A deep NLP library, based on Keras / tf, focused on question answering (but useful for other NLP too)

Apache License 2.0

404 stars 133 forks source link

Made embedding_dim configurable based on vocab #262

Closed matt-gardner closed 7 years ago

matt-gardner commented 7 years ago

I also changed embedding_size to embedding_dim, which is why this PR touched so many files. The main difference is in text_trainer.py. And while I was at it, I updated a couple of tests to add a new convenience method I added a few PRs ago, and that revealed some problems in _set_max_lengths_from_model, which I also fixed.

And I removed a test that I didn't think was necessary anymore, because we don't really use the multiple choice memory network - I didn't want to do the work necessary to make the test pass with this new set up.

nelson-liu commented 7 years ago

And I removed a test that I didn't think was necessary anymore, because we don't really use the multiple choice memory network - I didn't want to do the work necessary to make the test pass with this new set up.

So the multiple choice memory network is broken, or just the test?

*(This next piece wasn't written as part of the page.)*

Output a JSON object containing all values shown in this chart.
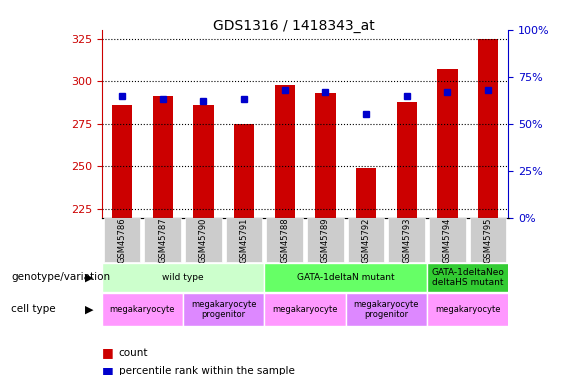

matt-gardner commented 7 years ago

The memory network code is at the moment incompatible with the words and characters tokenizer, if you use a bag of words encoder, because of encoding dimension stuff. It still works with other tokenizers, as the tests I left in show. I figured it wasn't worth the time to make that old code compatible with words and characters tokenizers.

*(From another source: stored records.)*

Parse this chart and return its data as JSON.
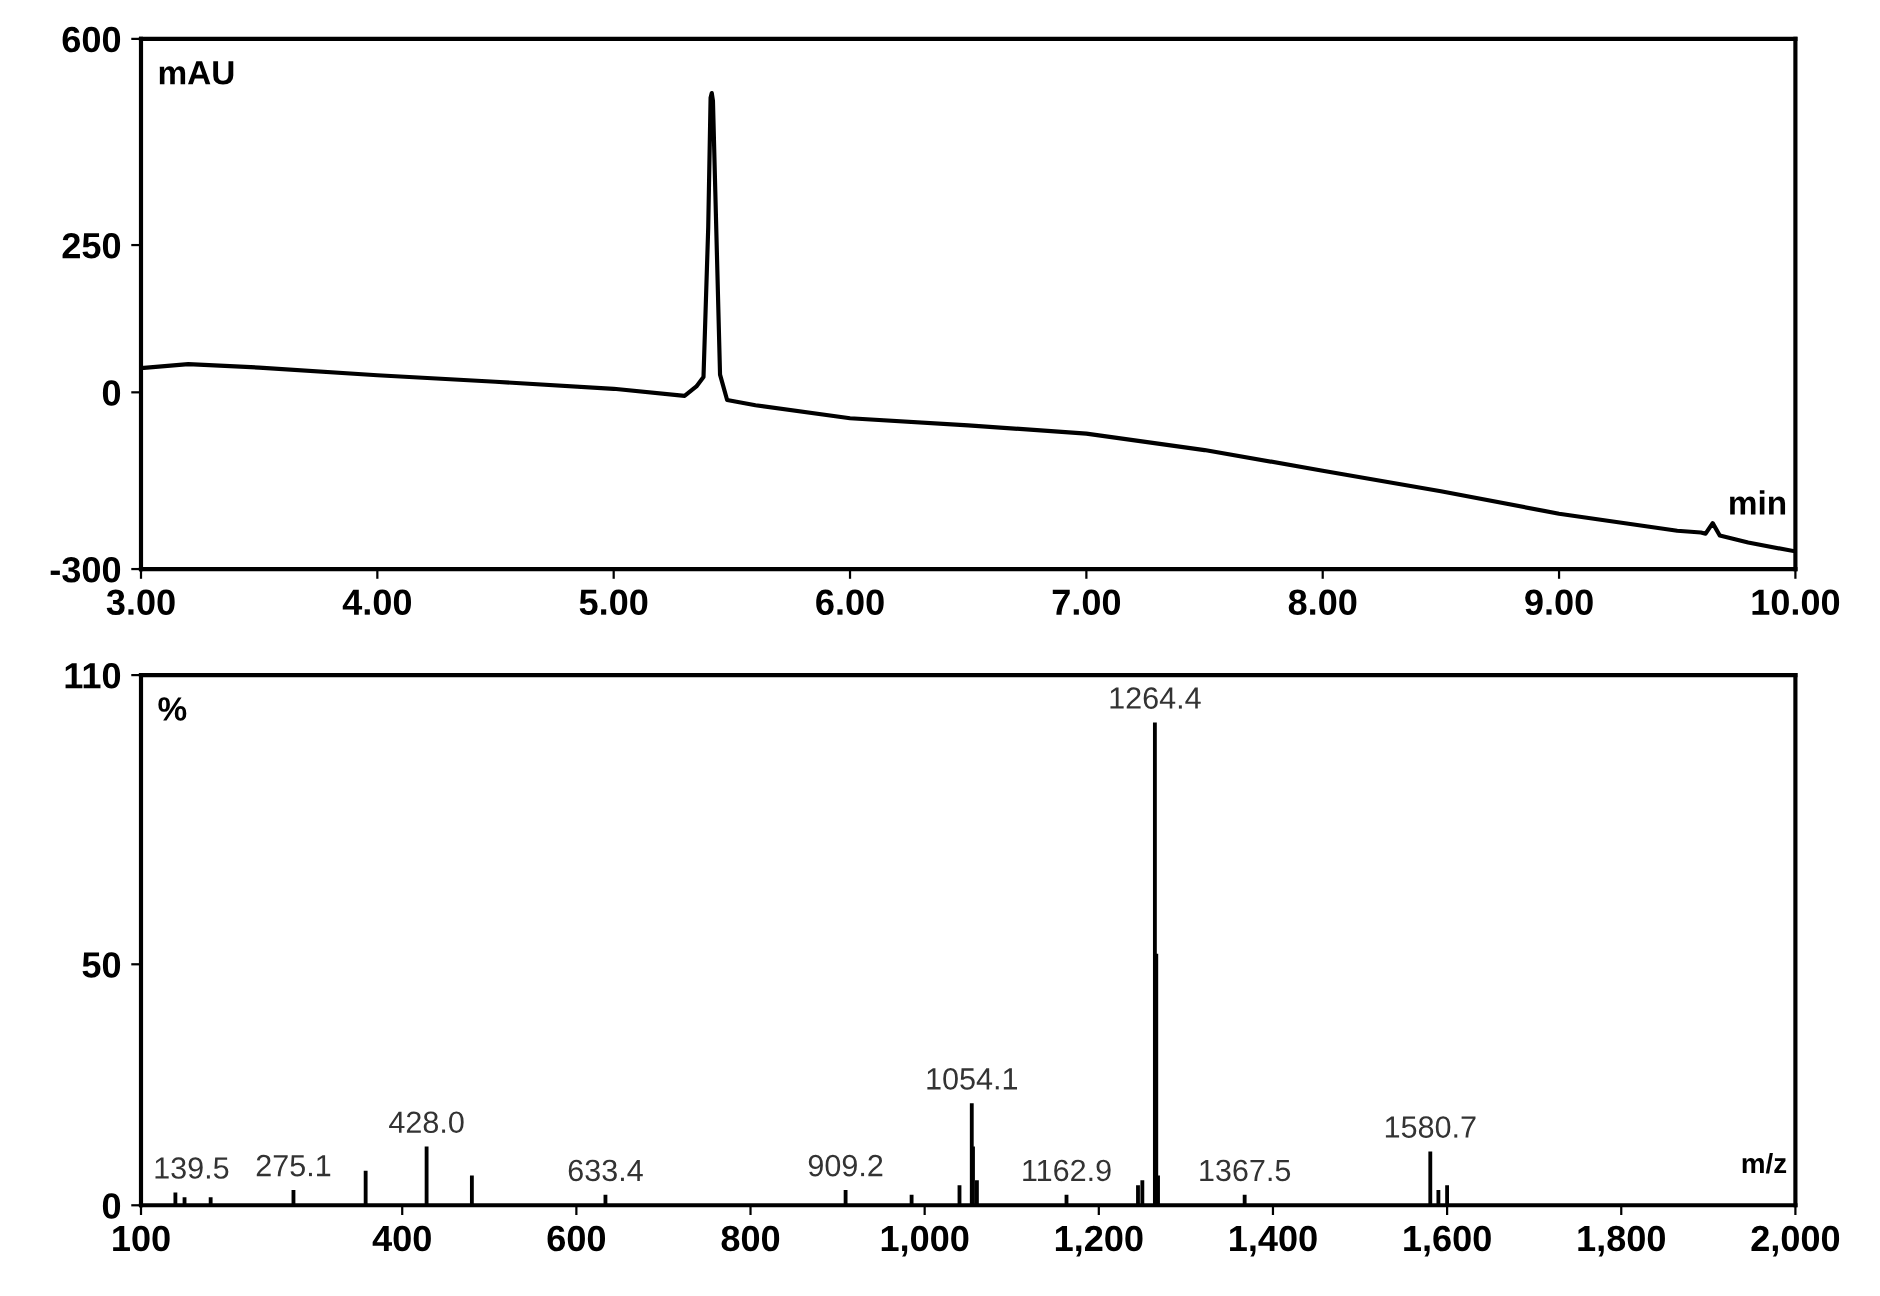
{
  "chart_data": [
    {
      "type": "line",
      "ylabel": "mAU",
      "xlabel": "min",
      "x": [
        3.0,
        3.2,
        3.5,
        4.0,
        4.5,
        5.0,
        5.3,
        5.35,
        5.38,
        5.4,
        5.41,
        5.415,
        5.42,
        5.43,
        5.45,
        5.48,
        5.6,
        6.0,
        6.5,
        7.0,
        7.5,
        8.0,
        8.5,
        9.0,
        9.5,
        9.6,
        9.62,
        9.65,
        9.68,
        9.8,
        10.0
      ],
      "series": [
        {
          "color": "#000000",
          "values": [
            41,
            48,
            42,
            29,
            18,
            6,
            -6,
            10,
            26,
            280,
            500,
            508,
            495,
            340,
            30,
            -13,
            -22,
            -44,
            -56,
            -70,
            -98,
            -133,
            -168,
            -206,
            -235,
            -238,
            -240,
            -222,
            -243,
            -255,
            -270
          ]
        }
      ],
      "xlim": [
        3.0,
        10.0
      ],
      "ylim": [
        -300,
        600
      ],
      "xticks": [
        {
          "value": 3,
          "label": "3.00"
        },
        {
          "value": 4,
          "label": "4.00"
        },
        {
          "value": 5,
          "label": "5.00"
        },
        {
          "value": 6,
          "label": "6.00"
        },
        {
          "value": 7,
          "label": "7.00"
        },
        {
          "value": 8,
          "label": "8.00"
        },
        {
          "value": 9,
          "label": "9.00"
        },
        {
          "value": 10,
          "label": "10.00"
        }
      ],
      "yticks": [
        -300,
        0,
        250,
        600
      ],
      "grid": false,
      "legend": false
    },
    {
      "type": "bar",
      "ylabel": "%",
      "xlabel": "m/z",
      "x": [
        139.5,
        150,
        180,
        275.1,
        358,
        428.0,
        480,
        633.4,
        909.2,
        985,
        1040,
        1054.1,
        1055.5,
        1060,
        1162.9,
        1245,
        1250,
        1264.4,
        1266,
        1268,
        1367.5,
        1580.7,
        1590,
        1600
      ],
      "series": [
        {
          "color": "#000000",
          "values": [
            2.5,
            1.5,
            1.5,
            3,
            7,
            12,
            6,
            2,
            3,
            2,
            4,
            21,
            12,
            5,
            2,
            4,
            5,
            100,
            52,
            6,
            2,
            11,
            3,
            4
          ]
        }
      ],
      "xlim": [
        100,
        2000
      ],
      "ylim": [
        0,
        110
      ],
      "xticks": [
        100,
        400,
        600,
        800,
        {
          "value": 1000,
          "label": "1,000"
        },
        {
          "value": 1200,
          "label": "1,200"
        },
        {
          "value": 1400,
          "label": "1,400"
        },
        {
          "value": 1600,
          "label": "1,600"
        },
        {
          "value": 1800,
          "label": "1,800"
        },
        {
          "value": 2000,
          "label": "2,000"
        }
      ],
      "yticks": [
        0,
        50,
        110
      ],
      "grid": false,
      "legend": false,
      "annotations": [
        {
          "text": "139.5",
          "x": 139.5,
          "y": 2.5
        },
        {
          "text": "275.1",
          "x": 275.1,
          "y": 3
        },
        {
          "text": "428.0",
          "x": 428.0,
          "y": 12
        },
        {
          "text": "633.4",
          "x": 633.4,
          "y": 2
        },
        {
          "text": "909.2",
          "x": 909.2,
          "y": 3
        },
        {
          "text": "1054.1",
          "x": 1054.1,
          "y": 21
        },
        {
          "text": "1162.9",
          "x": 1162.9,
          "y": 2
        },
        {
          "text": "1264.4",
          "x": 1264.4,
          "y": 100
        },
        {
          "text": "1367.5",
          "x": 1367.5,
          "y": 2
        },
        {
          "text": "1580.7",
          "x": 1580.7,
          "y": 11
        }
      ]
    }
  ]
}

nelson-liu commented 7 years ago

The memory network code is at the moment incompatible with the words and characters tokenizer, if you use a bag of words encoder, because of encoding dimension stuff.

ok, that should be mentioned somewhere appropriate...not sure where though

matt-gardner commented 7 years ago

I also just realized I forgot to update all of the example experiments to use the new parameter specification. I'll do that in another PR, in which I'm also updating bidaf_squad.json to use more sane parameters.